C4-2B cells were positive for PSA and cytokeratin 8, confirming their prostatic origin. Most importantly, immunohistochemical staining of the C4-2B tumors were positive for osteoblast activity suggesting the induction of osteoblastic tumor formation mirroring the progression of human PCa.

When cultured in a “promineralization medium” that contains ascorbic acid (known to promote skeletal-like ECM formation in osteoblasts) and a source of phosphate (for hydroxyapatite formation), C4-2B cells produce and retain approximately 8x more mineralized calcium than parental LNCaP cells. C4-2B cells also express higher levels of osteoprotegerin (OPG), alkaline phosphatase, bone sialoprotein (BSP), Osteocalcin (OCN), RANKL, and Osteonectin (OSN) mRNA, all of which are highly expressed by osteoblasts.
Osteoblast promoter activity is also higher in C4-2B cells when compared to LNCaP, as indicated by Cbfa1 transcription factor expression. Concomitantly, BMP7, a known inducer of Cbfa1, is also more highly expressed in C4-2B cells, further suggesting many osteoblast-like properties.

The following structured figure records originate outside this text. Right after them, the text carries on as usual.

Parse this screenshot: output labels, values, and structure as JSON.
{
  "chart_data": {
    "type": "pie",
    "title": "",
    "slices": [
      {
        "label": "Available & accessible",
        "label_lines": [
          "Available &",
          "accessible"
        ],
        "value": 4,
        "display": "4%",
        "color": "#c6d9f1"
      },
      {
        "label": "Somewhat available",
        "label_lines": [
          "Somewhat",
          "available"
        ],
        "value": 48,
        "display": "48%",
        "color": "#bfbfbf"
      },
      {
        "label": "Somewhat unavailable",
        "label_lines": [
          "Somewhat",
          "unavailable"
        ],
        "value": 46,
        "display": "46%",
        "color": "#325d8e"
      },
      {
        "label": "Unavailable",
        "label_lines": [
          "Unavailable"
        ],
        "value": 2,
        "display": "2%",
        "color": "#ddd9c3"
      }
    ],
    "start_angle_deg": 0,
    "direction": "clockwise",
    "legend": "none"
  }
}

== Androgen Independent Variants ==

LN95 cells were derived from LNCaP cultured in RPMI-1640 (without phenol red) with 10% charcoal stripped fetal bovine serum. LN95 cells differ from parental LNCaP cells morphologically, with pronounced dendritic extensions, and molecularly, with Androgen receptor variant expression similar to that of AR-V7^{High} VCaP cells. Notably, LN95 cells are significantly more tumour initiating than their parental counterparts in vivo.

LNCaP-AI (or LN-AI) cells were derived from 6-Month culture of LNCaP parental cells in charcoal stripped serum. While LNCaP-AI are wholly androgen independent, they retain high expression of Androgen receptor, low expression of AR-V7, and remain androgen responsive. The mechanism of the highly proliferative phenotype of LNCaP-AI cells appears to be loss of cell cycle regulator expression (p21, p16) and increased anti-apoptotic Bcl2 expression.